Implementation: For each prompt, the system generates specific binary questions for the MLLM. To handle uncertainty, the MLLM answers each question 5 times, and the proportion of positive answers is used as the score.

3. Key Contributions

Novel Benchmark (NarrLV): The first benchmark dedicated to comprehensively evaluating the narrative expression capabilities of long video generation models, moving beyond simple duration extension.
TNA Concept & Pipeline: Introduction of the "Temporal Narrative Atom" and an automated pipeline that generates prompts with controllable narrative complexity (flexible TNA counts).
Progressive Metric: A three-dimensional evaluation metric ( $R_{fid}, R_{cov}, R_{coh}$ ) grounded in film theory and implemented via MLLM-based QA, which shows high alignment with human judgment.
Comprehensive Evaluation: Extensive testing of both foundation models (e.g., Wan, HunyuanVideo) and specialized long-video models (e.g., FreeNoise, RIFLEx).

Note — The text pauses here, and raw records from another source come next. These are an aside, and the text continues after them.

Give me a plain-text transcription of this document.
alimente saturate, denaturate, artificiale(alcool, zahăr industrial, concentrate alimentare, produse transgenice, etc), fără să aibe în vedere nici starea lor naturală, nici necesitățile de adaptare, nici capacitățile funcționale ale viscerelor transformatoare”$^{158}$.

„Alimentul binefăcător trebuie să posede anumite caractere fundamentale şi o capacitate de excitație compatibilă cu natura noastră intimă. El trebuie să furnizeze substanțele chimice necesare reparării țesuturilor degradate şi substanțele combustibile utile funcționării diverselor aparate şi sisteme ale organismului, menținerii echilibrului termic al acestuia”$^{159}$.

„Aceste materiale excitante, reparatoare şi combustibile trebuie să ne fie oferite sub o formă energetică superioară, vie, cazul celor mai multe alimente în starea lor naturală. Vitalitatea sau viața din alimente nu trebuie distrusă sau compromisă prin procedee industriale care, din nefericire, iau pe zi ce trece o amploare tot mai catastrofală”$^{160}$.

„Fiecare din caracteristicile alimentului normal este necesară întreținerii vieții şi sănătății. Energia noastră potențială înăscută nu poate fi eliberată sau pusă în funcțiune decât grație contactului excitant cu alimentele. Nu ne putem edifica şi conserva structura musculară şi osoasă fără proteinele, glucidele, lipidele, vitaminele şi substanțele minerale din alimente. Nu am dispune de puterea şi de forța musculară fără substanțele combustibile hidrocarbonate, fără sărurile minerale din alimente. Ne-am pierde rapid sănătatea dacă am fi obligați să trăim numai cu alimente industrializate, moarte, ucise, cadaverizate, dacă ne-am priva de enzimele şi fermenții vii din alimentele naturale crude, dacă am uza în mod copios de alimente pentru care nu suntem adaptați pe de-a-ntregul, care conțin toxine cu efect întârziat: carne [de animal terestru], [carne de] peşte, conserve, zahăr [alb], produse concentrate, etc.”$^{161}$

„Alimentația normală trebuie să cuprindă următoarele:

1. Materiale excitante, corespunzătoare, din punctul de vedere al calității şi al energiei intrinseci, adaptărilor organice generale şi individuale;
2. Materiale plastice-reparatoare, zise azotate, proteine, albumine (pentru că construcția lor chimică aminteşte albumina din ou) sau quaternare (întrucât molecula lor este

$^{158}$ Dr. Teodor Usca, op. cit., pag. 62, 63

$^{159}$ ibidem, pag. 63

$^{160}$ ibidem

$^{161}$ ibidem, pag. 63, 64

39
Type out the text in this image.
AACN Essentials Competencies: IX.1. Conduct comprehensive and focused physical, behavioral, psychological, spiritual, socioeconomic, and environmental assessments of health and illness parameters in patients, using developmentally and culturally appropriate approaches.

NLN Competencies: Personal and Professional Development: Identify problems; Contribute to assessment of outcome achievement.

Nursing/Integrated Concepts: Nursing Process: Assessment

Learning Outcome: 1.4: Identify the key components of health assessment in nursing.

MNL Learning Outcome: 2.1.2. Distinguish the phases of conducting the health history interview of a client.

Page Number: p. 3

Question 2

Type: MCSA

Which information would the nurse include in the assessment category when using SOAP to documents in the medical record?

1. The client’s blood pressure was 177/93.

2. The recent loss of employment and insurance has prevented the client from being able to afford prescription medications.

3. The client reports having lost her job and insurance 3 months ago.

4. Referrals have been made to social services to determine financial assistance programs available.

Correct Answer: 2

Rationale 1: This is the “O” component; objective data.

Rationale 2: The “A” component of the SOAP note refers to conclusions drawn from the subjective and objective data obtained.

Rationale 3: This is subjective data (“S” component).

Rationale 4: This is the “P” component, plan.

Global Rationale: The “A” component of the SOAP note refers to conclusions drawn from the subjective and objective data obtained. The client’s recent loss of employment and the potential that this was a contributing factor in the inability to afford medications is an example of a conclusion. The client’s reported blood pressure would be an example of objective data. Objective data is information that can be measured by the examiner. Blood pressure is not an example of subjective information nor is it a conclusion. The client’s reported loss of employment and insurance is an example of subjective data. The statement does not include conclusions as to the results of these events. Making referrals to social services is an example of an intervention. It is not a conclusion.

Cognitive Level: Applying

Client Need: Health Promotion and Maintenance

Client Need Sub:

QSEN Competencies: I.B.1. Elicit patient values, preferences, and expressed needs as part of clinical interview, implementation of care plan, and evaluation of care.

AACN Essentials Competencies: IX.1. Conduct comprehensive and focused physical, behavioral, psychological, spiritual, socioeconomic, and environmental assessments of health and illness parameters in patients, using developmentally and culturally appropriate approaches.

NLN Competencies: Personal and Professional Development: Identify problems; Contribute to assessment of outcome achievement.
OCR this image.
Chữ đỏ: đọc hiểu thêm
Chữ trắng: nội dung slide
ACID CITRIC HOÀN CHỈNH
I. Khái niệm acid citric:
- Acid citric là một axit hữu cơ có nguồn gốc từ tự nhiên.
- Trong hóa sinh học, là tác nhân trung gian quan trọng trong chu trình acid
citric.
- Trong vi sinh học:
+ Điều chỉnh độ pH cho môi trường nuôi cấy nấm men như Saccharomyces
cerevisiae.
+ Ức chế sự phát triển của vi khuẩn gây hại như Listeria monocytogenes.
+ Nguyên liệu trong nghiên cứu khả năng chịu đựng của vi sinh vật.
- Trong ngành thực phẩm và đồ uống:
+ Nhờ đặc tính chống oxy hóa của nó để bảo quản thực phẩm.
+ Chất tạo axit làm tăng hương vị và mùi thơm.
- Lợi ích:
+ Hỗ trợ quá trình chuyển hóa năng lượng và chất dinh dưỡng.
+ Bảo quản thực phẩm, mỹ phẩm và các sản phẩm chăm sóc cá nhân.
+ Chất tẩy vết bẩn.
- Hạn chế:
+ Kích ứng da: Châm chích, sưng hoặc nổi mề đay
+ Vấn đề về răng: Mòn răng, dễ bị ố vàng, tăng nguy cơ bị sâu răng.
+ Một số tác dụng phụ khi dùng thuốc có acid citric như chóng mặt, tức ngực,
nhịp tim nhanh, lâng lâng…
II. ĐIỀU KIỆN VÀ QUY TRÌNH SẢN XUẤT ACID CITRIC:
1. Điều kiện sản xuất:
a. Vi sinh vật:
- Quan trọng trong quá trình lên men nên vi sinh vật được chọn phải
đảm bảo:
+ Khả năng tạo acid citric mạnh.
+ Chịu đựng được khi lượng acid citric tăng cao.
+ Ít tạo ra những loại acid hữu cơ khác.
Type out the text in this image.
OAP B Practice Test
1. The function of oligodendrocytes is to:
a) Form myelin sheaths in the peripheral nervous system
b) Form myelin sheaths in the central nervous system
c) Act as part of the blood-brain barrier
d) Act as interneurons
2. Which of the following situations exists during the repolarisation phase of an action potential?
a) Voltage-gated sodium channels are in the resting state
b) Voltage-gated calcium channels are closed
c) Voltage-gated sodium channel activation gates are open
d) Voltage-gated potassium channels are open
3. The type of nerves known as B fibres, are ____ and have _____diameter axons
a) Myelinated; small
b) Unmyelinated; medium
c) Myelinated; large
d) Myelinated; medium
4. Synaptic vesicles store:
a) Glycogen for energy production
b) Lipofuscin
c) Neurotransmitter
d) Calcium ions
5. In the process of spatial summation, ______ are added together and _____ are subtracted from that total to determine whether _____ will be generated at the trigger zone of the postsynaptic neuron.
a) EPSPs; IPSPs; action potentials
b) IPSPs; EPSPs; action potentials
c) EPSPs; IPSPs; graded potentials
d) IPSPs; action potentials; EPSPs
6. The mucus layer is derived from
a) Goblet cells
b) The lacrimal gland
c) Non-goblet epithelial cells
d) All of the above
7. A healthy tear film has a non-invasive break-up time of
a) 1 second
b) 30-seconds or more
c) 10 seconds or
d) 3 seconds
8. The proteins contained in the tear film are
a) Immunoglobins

4. Experimental Results & Key Findings

The authors evaluated 11 models (5 foundation, 6 long-video extensions) using the NarrLV benchmark.

Narrative Complexity vs. Performance: As the number of TNAs increases, Narrative Unit Coverage ( $R_{cov}$ ) and Coherence ( $R_{coh}$ ) drop significantly, while Element Fidelity ( $R_{fid}$ ) remains relatively stable. This indicates models can generate basic elements but struggle to construct evolving narratives.
Limited Capacity: Current models can effectively express only a very limited number of narrative units (typically $\le 2$ TNAs). The "effective expression count" ( $N_{exp}$ ) plateaus quickly as prompt complexity increases.
Foundation Model Dependency: Long video generation models (e.g., FreeNoise, FreeLong) derived from the same foundation model (VideoCraft) show similar narrative capabilities. While they outperform the base model in unit coverage, their ceiling is largely determined by the foundation model.
Factor Sensitivity: Models perform best on Object Actions for basic element generation but struggle most with Object Actions when it comes to maintaining coherent transitions between multiple actions.
Human Alignment: The proposed metric aligns significantly better with human preferences (Consist-3/3 agreement of ~0.80) compared to existing benchmarks like VBench-2.0 and StoryEval.

5. Significance

Standardization: NarrLV fills a critical gap in the field by providing a standardized, narrative-centric evaluation protocol for long video generation.
Diagnostic Tool: The benchmark reveals specific failure modes (e.g., loss of coherence in multi-step narratives), guiding future research toward better temporal modeling and long-range dependency handling.
Reliability: By leveraging MLLMs for automated, fine-grained evaluation, it offers a scalable alternative to expensive and subjective human annotation while maintaining high correlation with human judgment.
Future Direction: The results suggest that simply extending video duration is insufficient; future models must focus on narrative reasoning and temporal consistency to generate truly long, story-driven videos.